How to Do Unequal Randomization in Qualtrics Surveys
Recently, some coauthors and I were working on a survey experiment in Qualtrics where we were assigning people into 4 different groups. This is something that Qualtrics can do really easily with its in-built randomizer function. If you use this, and keep evenly present elements on, your respondents will be sorted in roughly evenly. So if you have 16 respondents and 4 groups, on average you’ll get 4 people per group.
But we had a different situation. We had four groups but we didn’t want it split evenly. We wanted it so that group 1 was half of the survey, and groups 2, 3, and 4 took up thirds of the remaining half.
Unfortunately, Qualtrics doesn’t seem to have an option that let’s you select unequal probabilities natively. If you deselect “evenly present elements” it’ll just randomize without any real concern towards whether your groups end up looking roughly equal. But that’s not what we needed. So I wanted to write about our solution to this so, hopefully, others in a similar situation might be able to find a work-around that works for them, too!
Our solution used embedded data, then branches, and the standard randomizer. I’ll also talk about how you might be able to generalize this to any number of conditions (although some are more work than others).
Starting with Embedded Data
As you probably know: After you’re done with your Qualtrics survey, you can export it as a csv or as a xlsx file. In addition to the answers to your questions, it’ll also include some project and respondent metadata. But you can also program the survey for it to include you’re own custom metadata to be embedded in the project. You can do this by clicking on the “add new element here” button and adding embedded data to the project.
Once you’ve done that, you can customize your field to have whatever name you want. You can also set the value for this field. Here I set a variable named “test” equal to the value “1”. When I export the results for this survey, there will be a new column called “test” where the value for every respondent will be 1.
Importantly, though, you can also set multiple conditions for the embedded data field! You do this by clicking “add below” and adding more embedded data sections.
Pop quiz! What would you get in the “test” column if you ran this survey as is?
You’d get 4 because, right now, you’re telling Qualtrics:
- Invent a column called test. Set it equal to 1.
- Actually, remember test? Set it to 2.
- I lied. Make it 3 now.
- Jk. 4.
Here’s where we start using the randomizer.
“OMG so random…”
As it stands now, you’re going to end up with a field called test where the value is set to 3 for all respondents. Instead of that, we can use the randomizer to make it so that 1/4 of the sample has a value of 1 for test, 1/4 has a value of 2, 1/4 has a value of 3, and 1/4 has a value of 4.
You may be thinking “Cool. But this doesn’t do anything for me. I’m right back at equal probabilities for my experimental conditions.” And you’d be right if we were stopping here.
But we’re not stopping here.
We’re going to nest randomization conditions.

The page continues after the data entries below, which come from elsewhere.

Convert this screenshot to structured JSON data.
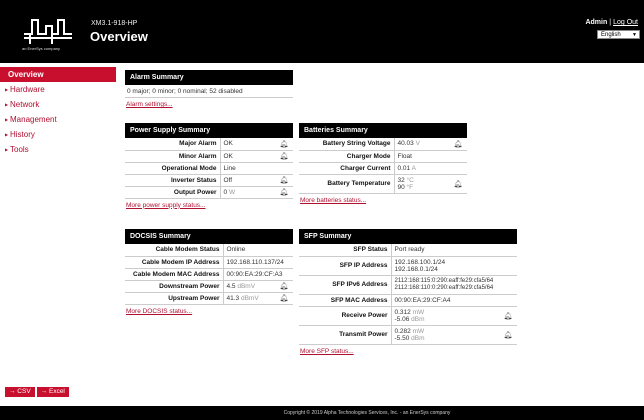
{
  "header": {
    "model": "XM3.1-918-HP",
    "title": "Overview",
    "user": "Admin",
    "logout": "Log Out",
    "language": "English",
    "logo_tagline": "an EnerSys company"
  },
  "nav": [
    {
      "label": "Overview",
      "active": true
    },
    {
      "label": "Hardware",
      "active": false
    },
    {
      "label": "Network",
      "active": false
    },
    {
      "label": "Management",
      "active": false
    },
    {
      "label": "History",
      "active": false
    },
    {
      "label": "Tools",
      "active": false
    }
  ],
  "export": {
    "csv": "→ CSV",
    "excel": "→ Excel"
  },
  "footer": "Copyright © 2019 Alpha Technologies Services, Inc. - an EnerSys company",
  "alarm": {
    "title": "Alarm Summary",
    "summary": "0 major; 0 minor; 0 nominal; 52 disabled",
    "link": "Alarm settings..."
  },
  "power": {
    "title": "Power Supply Summary",
    "rows": [
      {
        "label": "Major Alarm",
        "value": "OK",
        "bell": true
      },
      {
        "label": "Minor Alarm",
        "value": "OK",
        "bell": true
      },
      {
        "label": "Operational Mode",
        "value": "Line",
        "bell": false
      },
      {
        "label": "Inverter Status",
        "value": "Off",
        "bell": true
      },
      {
        "label": "Output Power",
        "value": "0",
        "unit": "W",
        "bell": true
      }
    ],
    "link": "More power supply status..."
  },
  "batteries": {
    "title": "Batteries Summary",
    "voltage_label": "Battery String Voltage",
    "voltage_value": "40.03",
    "voltage_unit": "V",
    "mode_label": "Charger Mode",
    "mode_value": "Float",
    "current_label": "Charger Current",
    "current_value": "0.01",
    "current_unit": "A",
    "temp_label": "Battery Temperature",
    "temp_c": "32",
    "temp_c_unit": "°C",
    "temp_f": "90",
    "temp_f_unit": "°F",
    "link": "More batteries status..."
  },
  "docsis": {
    "title": "DOCSIS Summary",
    "status_label": "Cable Modem Status",
    "status_value": "Online",
    "ip_label": "Cable Modem IP Address",
    "ip_value": "192.168.110.137/24",
    "mac_label": "Cable Modem MAC Address",
    "mac_value": "00:90:EA:29:CF:A3",
    "down_label": "Downstream Power",
    "down_value": "4.5",
    "down_unit": "dBmV",
    "up_label": "Upstream Power",
    "up_value": "41.3",
    "up_unit": "dBmV",
    "link": "More DOCSIS status..."
  },
  "sfp": {
    "title": "SFP Summary",
    "status_label": "SFP Status",
    "status_value": "Port ready",
    "ip_label": "SFP IP Address",
    "ip_1": "192.168.100.1/24",
    "ip_2": "192.168.0.1/24",
    "ipv6_label": "SFP IPv6 Address",
    "ipv6_1": "2112:168:115:0:290:eaff:fe29:cfa5/64",
    "ipv6_2": "2112:168:110:0:290:eaff:fe29:cfa5/64",
    "mac_label": "SFP MAC Address",
    "mac_value": "00:90:EA:29:CF:A4",
    "rx_label": "Receive Power",
    "rx_mw": "0.312",
    "rx_mw_unit": "mW",
    "rx_dbm": "-5.06",
    "rx_dbm_unit": "dBm",
    "tx_label": "Transmit Power",
    "tx_mw": "0.282",
    "tx_mw_unit": "mW",
    "tx_dbm": "-5.50",
    "tx_dbm_unit": "dBm",
    "link": "More SFP status..."
  }
}
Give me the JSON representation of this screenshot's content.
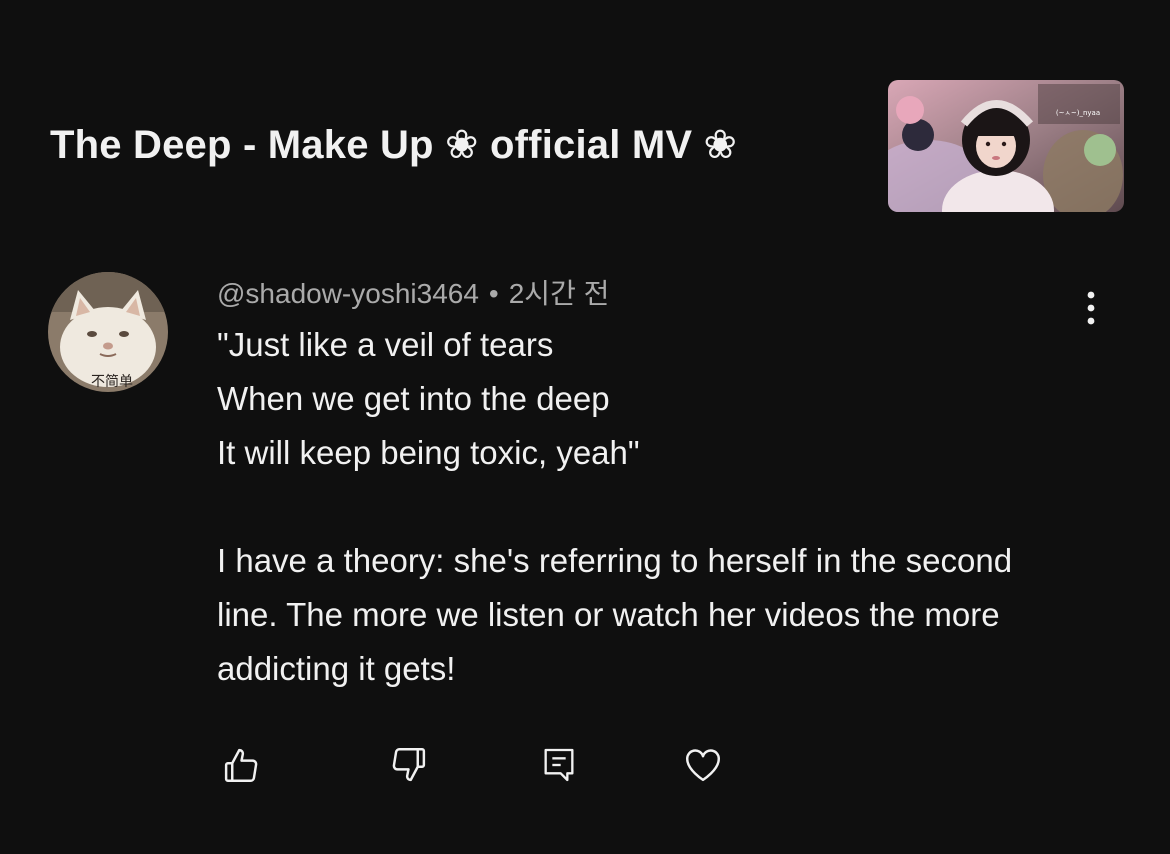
{
  "video": {
    "title": "The Deep -  Make Up ❀ official MV ❀",
    "thumbnail_caption": "(~ㅅ~)_nyaa"
  },
  "comment": {
    "handle": "@shadow-yoshi3464",
    "separator": "•",
    "time": "2시간 전",
    "avatar_caption": "不简单",
    "text": "\"Just like a veil of tears\nWhen we get into the deep\nIt will keep being toxic, yeah\"\n\nI have a theory: she's referring to herself in the second line. The more we listen or watch her videos the more addicting it gets!"
  },
  "actions": {
    "like_icon": "thumbs-up-icon",
    "dislike_icon": "thumbs-down-icon",
    "reply_icon": "comment-icon",
    "heart_icon": "heart-icon"
  },
  "colors": {
    "background": "#0f0f0f",
    "primary_text": "#f1f1f1",
    "secondary_text": "#aaaaaa"
  }
}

This programming is pretty similiar to what we ended up using. Let’s follow the logic of the flow:
- Randomly pick either the test 1 condition with 50 % probability.
- If it is not picked, then randomly select one of the remaining 3 conditions with 1/3 probability each.
This will mean that half of the respondents will get test1 and 1/6th will go to each test2, test3, and test4. Which is what the situation is in the second image and exactly what we were looking for in the real-life scenario.
This nesting is the key thing here. By nesting your randomizers strategically, there are few combinations that you won’t be able to achieve. This sort of set up can be really useful if you’re doing a multifactorial survey experiment.
We can wrap this all up with a neat bow through some branching.
Branch it out
Now we can do some branches so that our participants only see the blocks that they’re intended to see. Then branches work off of boolean logic. If a condition is
TRUE then it’ll run a particular course of action. If it’s
FALSE then it won’t run that action. In Qualtrics, you can set the branching logic so that it reflects the metadata that was assigned to participants through the randomizer.
After that, you can add the block that you wanted people with test condition 1 (and only test condition 1) to see. And if you repeat it out, then you can complete the whole survey flow. Here’s basically what our survey looked like once the logic is completed all the way to the end.
One of the things I really like about this approach (rather than, say, using a random number generator and a bunch of then branches) is that this makes your later analysis pretty easy. If you’re making pivot tables, you can group off of that variable’s value. If you’re doing ANOVA in SPSS, Stata, or R, you’ve got a single variable already to go without having to do any post-hoc coding. It also makes it easier to set dummy variables if you do a more advanced regression analysis. I’m personally a big fan of doing small-to-moderate amounts of work up-front to save myself larger amounts of work down the road. I’m a big believer that work borrowed from your future self compounds with interest.